Tripwires before you change anything

  • Master smoothing. Off by default on purpose. Enabling it adds lag to blend-based alerts and does not change per-slot alerts. It is a visual calm setting, not a correctness setting.

  • On Bar Close?. On by default. Flipping off without reading MTF and Repainting means you will see a slot move intra-bar on a higher timeframe and may misread that motion as real-time sensitivity.

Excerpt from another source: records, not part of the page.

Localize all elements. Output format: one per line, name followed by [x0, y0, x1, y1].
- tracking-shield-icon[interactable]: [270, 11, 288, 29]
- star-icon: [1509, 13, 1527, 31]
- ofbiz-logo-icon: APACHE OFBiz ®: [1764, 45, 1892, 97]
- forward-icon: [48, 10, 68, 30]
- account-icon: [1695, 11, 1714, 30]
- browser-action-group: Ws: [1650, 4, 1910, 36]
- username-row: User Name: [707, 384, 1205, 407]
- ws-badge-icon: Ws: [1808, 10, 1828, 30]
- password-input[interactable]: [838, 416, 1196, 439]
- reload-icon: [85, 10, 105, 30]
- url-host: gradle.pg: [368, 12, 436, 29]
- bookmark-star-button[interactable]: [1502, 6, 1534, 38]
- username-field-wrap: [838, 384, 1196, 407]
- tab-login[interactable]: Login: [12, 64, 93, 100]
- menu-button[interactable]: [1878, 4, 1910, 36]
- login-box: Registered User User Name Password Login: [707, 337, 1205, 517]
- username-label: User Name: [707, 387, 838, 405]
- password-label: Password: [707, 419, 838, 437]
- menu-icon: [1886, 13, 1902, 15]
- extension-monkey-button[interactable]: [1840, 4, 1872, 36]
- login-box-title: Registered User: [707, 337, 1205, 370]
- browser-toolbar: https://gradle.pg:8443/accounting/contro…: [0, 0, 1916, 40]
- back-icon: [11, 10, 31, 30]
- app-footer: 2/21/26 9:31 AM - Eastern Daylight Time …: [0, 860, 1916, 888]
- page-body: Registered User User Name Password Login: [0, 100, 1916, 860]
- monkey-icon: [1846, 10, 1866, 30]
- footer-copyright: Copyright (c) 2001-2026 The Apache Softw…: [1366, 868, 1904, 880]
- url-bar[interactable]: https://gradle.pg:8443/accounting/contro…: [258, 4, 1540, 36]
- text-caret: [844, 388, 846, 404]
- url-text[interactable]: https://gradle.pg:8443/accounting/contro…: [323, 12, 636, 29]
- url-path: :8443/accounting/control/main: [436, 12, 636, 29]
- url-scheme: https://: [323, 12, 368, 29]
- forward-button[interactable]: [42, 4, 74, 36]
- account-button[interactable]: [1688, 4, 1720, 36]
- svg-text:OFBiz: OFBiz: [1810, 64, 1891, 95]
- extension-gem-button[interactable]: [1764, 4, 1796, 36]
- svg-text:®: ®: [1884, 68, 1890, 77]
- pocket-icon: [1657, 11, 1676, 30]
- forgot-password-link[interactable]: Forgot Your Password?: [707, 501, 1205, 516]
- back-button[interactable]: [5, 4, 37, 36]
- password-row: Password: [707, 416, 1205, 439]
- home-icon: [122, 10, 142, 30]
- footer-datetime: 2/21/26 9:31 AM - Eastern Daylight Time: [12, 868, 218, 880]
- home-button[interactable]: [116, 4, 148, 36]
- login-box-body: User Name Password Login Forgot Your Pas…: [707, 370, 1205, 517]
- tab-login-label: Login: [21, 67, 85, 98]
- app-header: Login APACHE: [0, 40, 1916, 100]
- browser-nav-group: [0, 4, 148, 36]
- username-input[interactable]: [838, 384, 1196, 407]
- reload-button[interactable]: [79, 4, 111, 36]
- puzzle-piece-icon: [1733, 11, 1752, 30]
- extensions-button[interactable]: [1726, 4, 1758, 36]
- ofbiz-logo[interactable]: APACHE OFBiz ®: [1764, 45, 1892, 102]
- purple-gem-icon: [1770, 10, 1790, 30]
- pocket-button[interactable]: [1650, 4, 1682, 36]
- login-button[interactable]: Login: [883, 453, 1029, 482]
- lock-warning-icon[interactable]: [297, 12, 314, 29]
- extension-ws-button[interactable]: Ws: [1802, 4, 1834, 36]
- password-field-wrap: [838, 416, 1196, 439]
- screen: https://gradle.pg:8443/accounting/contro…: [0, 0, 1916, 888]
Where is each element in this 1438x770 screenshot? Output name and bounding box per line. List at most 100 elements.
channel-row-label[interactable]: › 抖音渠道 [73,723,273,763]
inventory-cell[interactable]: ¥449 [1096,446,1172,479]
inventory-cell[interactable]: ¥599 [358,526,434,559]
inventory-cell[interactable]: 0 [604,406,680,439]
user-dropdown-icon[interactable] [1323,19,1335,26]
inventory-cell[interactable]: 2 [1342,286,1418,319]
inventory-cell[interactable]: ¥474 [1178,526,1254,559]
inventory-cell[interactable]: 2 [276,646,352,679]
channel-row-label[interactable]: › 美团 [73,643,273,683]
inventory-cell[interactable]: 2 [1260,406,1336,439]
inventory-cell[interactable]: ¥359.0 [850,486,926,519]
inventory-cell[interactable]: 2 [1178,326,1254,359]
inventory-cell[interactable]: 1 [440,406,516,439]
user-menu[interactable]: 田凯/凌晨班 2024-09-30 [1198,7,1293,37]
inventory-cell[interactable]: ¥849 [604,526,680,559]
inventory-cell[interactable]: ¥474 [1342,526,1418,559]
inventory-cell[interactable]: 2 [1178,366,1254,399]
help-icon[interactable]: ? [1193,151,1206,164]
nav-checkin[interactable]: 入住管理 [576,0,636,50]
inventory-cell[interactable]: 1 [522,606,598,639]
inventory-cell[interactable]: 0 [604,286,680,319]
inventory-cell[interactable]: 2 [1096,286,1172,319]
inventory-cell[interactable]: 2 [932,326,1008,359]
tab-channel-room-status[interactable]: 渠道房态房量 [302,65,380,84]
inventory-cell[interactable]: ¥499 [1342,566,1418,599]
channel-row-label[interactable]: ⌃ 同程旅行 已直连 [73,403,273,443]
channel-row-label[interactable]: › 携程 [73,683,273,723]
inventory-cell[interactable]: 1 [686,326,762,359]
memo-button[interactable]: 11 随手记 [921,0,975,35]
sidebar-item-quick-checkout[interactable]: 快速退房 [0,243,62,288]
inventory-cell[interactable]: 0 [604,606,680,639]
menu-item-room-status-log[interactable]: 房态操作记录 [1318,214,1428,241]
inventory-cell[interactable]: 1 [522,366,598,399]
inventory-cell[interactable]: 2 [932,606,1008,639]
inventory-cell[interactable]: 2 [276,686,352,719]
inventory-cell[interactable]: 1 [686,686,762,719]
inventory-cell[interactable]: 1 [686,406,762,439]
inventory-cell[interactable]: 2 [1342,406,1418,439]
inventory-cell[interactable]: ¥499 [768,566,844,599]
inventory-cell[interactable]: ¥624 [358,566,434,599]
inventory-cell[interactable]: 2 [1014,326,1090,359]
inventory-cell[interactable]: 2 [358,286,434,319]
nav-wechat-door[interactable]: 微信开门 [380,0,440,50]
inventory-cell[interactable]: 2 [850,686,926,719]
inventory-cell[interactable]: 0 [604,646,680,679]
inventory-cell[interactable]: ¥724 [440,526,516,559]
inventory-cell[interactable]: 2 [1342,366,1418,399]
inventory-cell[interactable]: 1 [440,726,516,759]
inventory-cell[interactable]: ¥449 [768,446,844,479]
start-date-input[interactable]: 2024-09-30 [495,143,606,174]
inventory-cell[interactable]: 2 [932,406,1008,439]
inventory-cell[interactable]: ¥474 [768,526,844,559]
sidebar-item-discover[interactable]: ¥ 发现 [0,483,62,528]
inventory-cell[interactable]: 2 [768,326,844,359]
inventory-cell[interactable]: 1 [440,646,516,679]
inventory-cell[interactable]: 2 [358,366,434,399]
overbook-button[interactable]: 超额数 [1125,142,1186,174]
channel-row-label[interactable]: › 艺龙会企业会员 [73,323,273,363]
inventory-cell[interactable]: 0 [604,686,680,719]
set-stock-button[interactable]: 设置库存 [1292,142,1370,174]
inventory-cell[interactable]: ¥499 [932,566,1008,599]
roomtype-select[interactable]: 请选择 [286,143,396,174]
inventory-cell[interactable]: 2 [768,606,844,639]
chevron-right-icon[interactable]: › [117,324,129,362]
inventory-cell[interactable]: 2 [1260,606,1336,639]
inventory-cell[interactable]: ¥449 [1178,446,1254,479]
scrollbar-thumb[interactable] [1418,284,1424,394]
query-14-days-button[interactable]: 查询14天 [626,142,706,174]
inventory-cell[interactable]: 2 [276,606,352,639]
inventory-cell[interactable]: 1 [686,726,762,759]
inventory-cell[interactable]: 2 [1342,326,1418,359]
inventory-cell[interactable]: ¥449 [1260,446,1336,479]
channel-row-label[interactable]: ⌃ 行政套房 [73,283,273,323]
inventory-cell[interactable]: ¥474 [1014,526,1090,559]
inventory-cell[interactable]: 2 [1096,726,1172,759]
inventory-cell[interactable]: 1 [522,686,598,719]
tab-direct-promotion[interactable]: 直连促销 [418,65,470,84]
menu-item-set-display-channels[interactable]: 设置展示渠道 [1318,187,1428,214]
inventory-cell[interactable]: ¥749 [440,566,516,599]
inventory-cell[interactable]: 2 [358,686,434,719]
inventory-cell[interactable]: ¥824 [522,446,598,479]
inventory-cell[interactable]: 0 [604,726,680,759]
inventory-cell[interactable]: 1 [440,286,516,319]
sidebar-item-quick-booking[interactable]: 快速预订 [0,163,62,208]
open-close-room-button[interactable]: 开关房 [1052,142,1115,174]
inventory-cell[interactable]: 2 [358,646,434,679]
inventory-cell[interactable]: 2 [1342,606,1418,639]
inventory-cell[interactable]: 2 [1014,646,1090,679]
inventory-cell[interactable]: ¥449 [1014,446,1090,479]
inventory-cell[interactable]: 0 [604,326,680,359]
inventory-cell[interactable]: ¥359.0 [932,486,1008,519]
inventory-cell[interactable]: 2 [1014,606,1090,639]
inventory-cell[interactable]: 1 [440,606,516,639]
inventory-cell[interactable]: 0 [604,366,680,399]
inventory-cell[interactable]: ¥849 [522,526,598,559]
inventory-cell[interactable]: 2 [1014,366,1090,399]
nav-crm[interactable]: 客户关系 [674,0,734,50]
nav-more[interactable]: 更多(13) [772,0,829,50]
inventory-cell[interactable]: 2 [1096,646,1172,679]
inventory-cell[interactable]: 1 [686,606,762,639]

  • RSI length and smoothing pair. The second smoothing pass compounds with the first. A length 14 RSI with an SMA 3 RSI smoothing and an SMA 3 signal is not the same instrument as a length 14 RSI with an SMA 7 RSI smoothing and an SMA 7 signal β€” the second configuration is substantially slower and can sit behind the chart's story.

  • Weight zero vs disabled. Zero weight removes a slot from the blend. It does not remove the slot from alignment or from per-slot alerts. If you want full deactivation, disable the slot.

  • Hide Plot vs disabled. Hide Plot hides the line. The slot still computes, still feeds the blend at its weight, and still alerts. The visible pane is not the whole pipeline.